Friday, April 4, 2008

Usually these kind of speeches are made by Winifred and I nod, to say, Yes, but it isn't like that, can't I enjoy it anyway? I foolishly did that with The Dangerous Book for Boys thinking foolishly that The Daring Book for Girls would actually be The Dangerouns Book for Boys II, you know, a "We made an error! Here's more exciting stuff! And fun things are for both genders!" I was wrong. So when Feministing linked to Gender Inequity in 'Whoville' I thought of Winifred, who would have been irate about the film's newly added plot.

It makes me wonder how she fared through Disney princess movies until Beauty and the Beast was released when I was seven. Until then Winifred had little to say, probably because I was interested in dog movies (Lassie, 101 Dalmatians, Benji), but when Belle arrived, with her nose in a book, Winifred spent years expounding on how wonderful it was that Belle Saved the Day, the Belle Read, that Belle Was Independent! It was true. Belle didn't need no man. Buzz off Gaston, I'm Reading!
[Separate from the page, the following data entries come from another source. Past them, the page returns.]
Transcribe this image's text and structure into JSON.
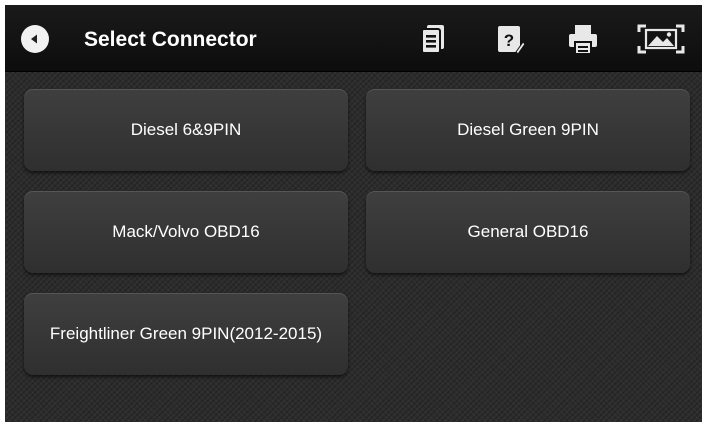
{
  "header": {
    "title": "Select Connector",
    "icons": [
      "back-icon",
      "report-icon",
      "help-icon",
      "print-icon",
      "screenshot-icon"
    ]
  },
  "connectors": [
    {
      "label": "Diesel 6&9PIN"
    },
    {
      "label": "Diesel Green 9PIN"
    },
    {
      "label": "Mack/Volvo OBD16"
    },
    {
      "label": "General OBD16"
    },
    {
      "label": "Freightliner Green 9PIN(2012-2015)"
    }
  ],
  "colors": {
    "background": "#2c2c2c",
    "topbar": "#111111",
    "button": "#3a3a3a",
    "text": "#ffffff"
  }
}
Except this is very much a rant from The King. I told myself I'd leave The King out of the blog, because The King sees Blogs as A Means For Your Own Doom, and didn't sign up for this, but I think it's worth saying today that The King is like Peter Sagal. The King has standards and it would be better to meet them. I could hear the king say this:

Have the clowns who made this movie ever met a daughter? Have they dated one? If they did, did they meet the daughter's father? Did they then ask that daughter's father if there was anything more dramatic, interesting, arresting, and moving to him than his relationship with his daughter? Did they ask him if he might find that a close relationship with said daughter might be something he would care about? What do they imagine that we do — sit around, and watch our daughters grow and change and suffer and fail and triumph — and idly wish for something more INTERESTING?
Segal then goes on to list popular media--Harry Potter, The Matrix, Peter Pan, ET, Star Wars, Lord of the Rings--as having boys saving the world. Of all of those features, on Harry Potter has a female character worth emulating. The other females (if they're there at all--LOOKING AT YOU, TOLKEIN) are all pretty dopey. I always wanted Princess Leia to step up! Darth Vader is her father too! But instead her few moments of badassery are restrained to a bikini. And Han, the rogue with a heart of gold (le sigh) has to bumble his way into saving her. I love Han, but really? Leia, you couldn't have done that on your own?

I had a friend in town a few weeks ago and he asked if I was going to see Whoville. I snorted and said I couldn't see a movie that would butcher the classic. Now I'm glad I was too snobby to see it, because I'd probably go out of my way to ruin it for everyone else.

1 comment:

Anonymous said...

Dude - I TOTALLY heard this on NPR the other day!